Comorbid anxiety, ADHD and anxiety, stimulants notorious, just like caffeine and other stimulants, to drive up anxiety, or when they wear off to increase anxiety. Viloxazine is smooth, so ADHD and anxiety. ADHD and insomnia, many adults, many kids, they can't settle down at night. So because viloxazine can have a little bit of sedation on it, and if it's given at night, it'd be helpful for that.
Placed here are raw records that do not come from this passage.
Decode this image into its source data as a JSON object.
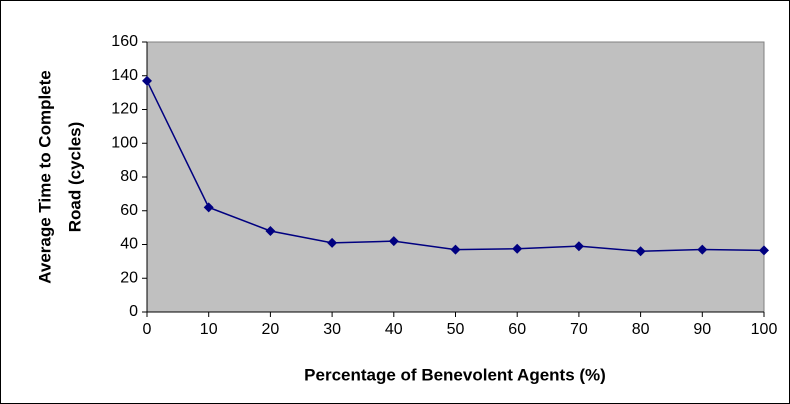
{
  "chart_data": {
    "type": "line",
    "xlabel": "Percentage of Benevolent Agents (%)",
    "ylabel": [
      "Average Time to Complete",
      "Road (cycles)"
    ],
    "x": [
      0,
      10,
      20,
      30,
      40,
      50,
      60,
      70,
      80,
      90,
      100
    ],
    "series": [
      {
        "color": "#000080",
        "values": [
          137,
          62,
          48,
          41,
          42,
          37,
          37.5,
          39,
          36,
          37,
          36.5
        ]
      }
    ],
    "xlim": [
      0,
      100
    ],
    "xticks": [
      0,
      10,
      20,
      30,
      40,
      50,
      60,
      70,
      80,
      90,
      100
    ],
    "ylim": [
      0,
      160
    ],
    "yticks": [
      0,
      20,
      40,
      60,
      80,
      100,
      120,
      140,
      160
    ],
    "grid": false,
    "plot_background": "#c0c0c0"
  }
}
ADHD and Alzheimer's: study just released in JAMA that patients who had childhood history of ADHD had increased risk of Alzheimer's, and that treating the ADHD in adults help mitigate some of the horrible effects of Alzheimer's. So again, we think about stimulants, stimulants for elderly. What about nonstimulants? Well, nonstimulants, up until viloxazine didn't work that well. I think viloxazine might have a role there as well. ADHD plus Alzheimer's. And finally, recent study came out, there's not much we can do pharmacologically for the core symptoms of ADHD plus borderline personality disorder. But many of the reasons why patients with borderline get into trouble is because of impulsive acts. The impulsive acts tend to predispose them to self-harm, harm to others, getting into accidents, things like that. So if you can treat the underlying ADHD, well I don't think you would want them on stimulants. They're not going to cover the day. And the nonstimulants, again, good for behavior. But what about the focusing? What about the executive functioning? What about getting overwhelmed, being flooded with emotions? So if someone has underlying ADHD, you aggressively treat that ADHD with something like viloxazine nonstimulant, you might favorably impact on some of the dangerous and impulsive behaviors that you could see in borderline personality disorder. So there's a world of potential for this new product in many of these comorbidities. And they would all be on-label because every one of them I mentioned, we're talking about treating the ADHD, but for most patients it's always ADHD plus some other aspect. And viloxazine could potentially pick up some of those comorbidities as well. Treating on-label, though, for ADHD in children and adults.